– Нет, спасибо, – коротко отвечал я. – Мне это неинтересно.
Я все еще был расстроен разговором с отцом, но в тот вечер уже раскаялся за свое некрасивое поведение в отношении Хью и решил найти его, чтобы сказать, что передумал. К тому времени приглашать девушек было уже поздно, и мне не пришлось бы смущаться, став свидетелем преждевременного интереса Хью к анатомическим подробностям Ханны.
Но в тот вечер мне суждено было смутиться. Безуспешно поискав Хью в доме и даже спустившись к пещере на случай, если он решил устроить вечеринку без меня, я пришел к выводу, что он, должно быть, решил рано лечь спать, и тихонько подошел к его комнате.
– Хью? – позвал я, постучав. – Это Адриан, можно войти?
Послышался легкий скрип матраса и шум, словно перевернули стакан. Не услышав отказа, я повернул ручку и вошел.
Он был в постели с Ханной. Я чуть не застал их во время свершения прелюбодеяния.

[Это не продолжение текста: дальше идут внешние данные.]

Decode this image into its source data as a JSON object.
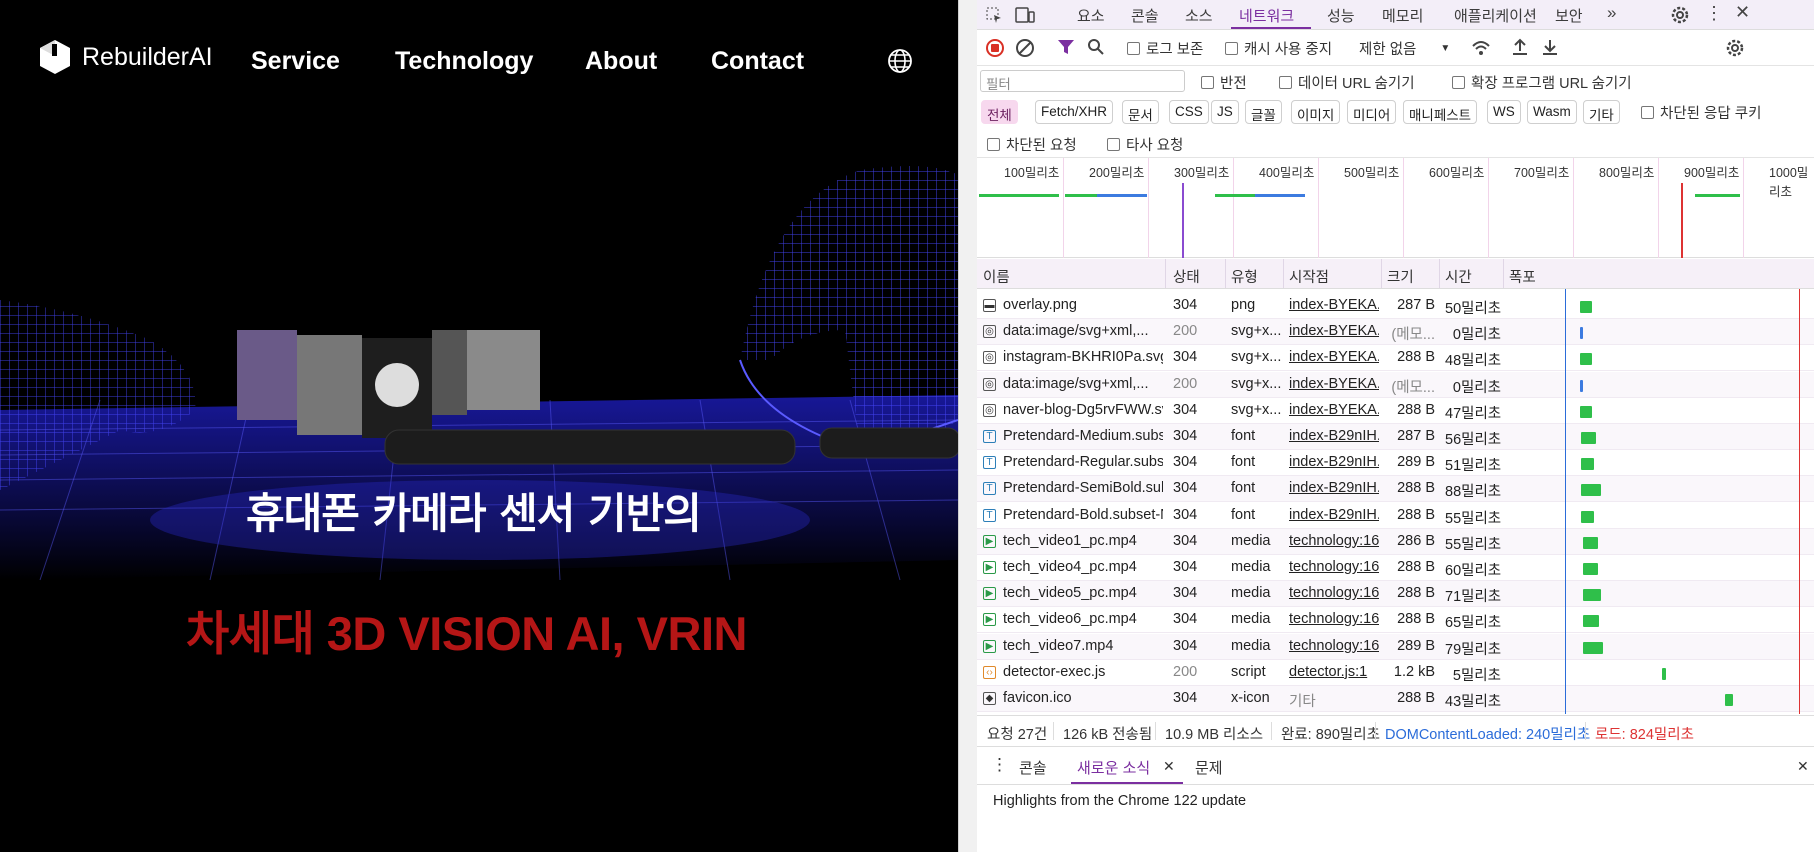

Когда я одевался следующим утром, Хью прокрался в мою комнату и тихонько прикрыл за собой дверь.
– Прости меня за вчерашнее, – мягко сказал он, явно беспокоясь, что обидел меня. – Понимаешь… – И он стал рассказывать бесконечную историю о крепости домашнего вина, о том, что он совершенно случайно встретил Ханну и… – Я вовсе не хотел чего-либо затевать, – говорил он, – но прежде чем сообразил, что происходит… ну, ты ведь понимаешь, как это бывает.
Он остановился, ожидая поддержки, а я уставился на него. Глаза его были большими и честными. Обаятельная полуулыбка играла на губах. Казалось, у него и мысли нечестной отродясь не бывало.
– Я тебе не верю, – услышал я свой неожиданно резкий голос. – Вчера это было не в первый раз. Ты развлекаешься с этой глупой горничной уже несколько недель.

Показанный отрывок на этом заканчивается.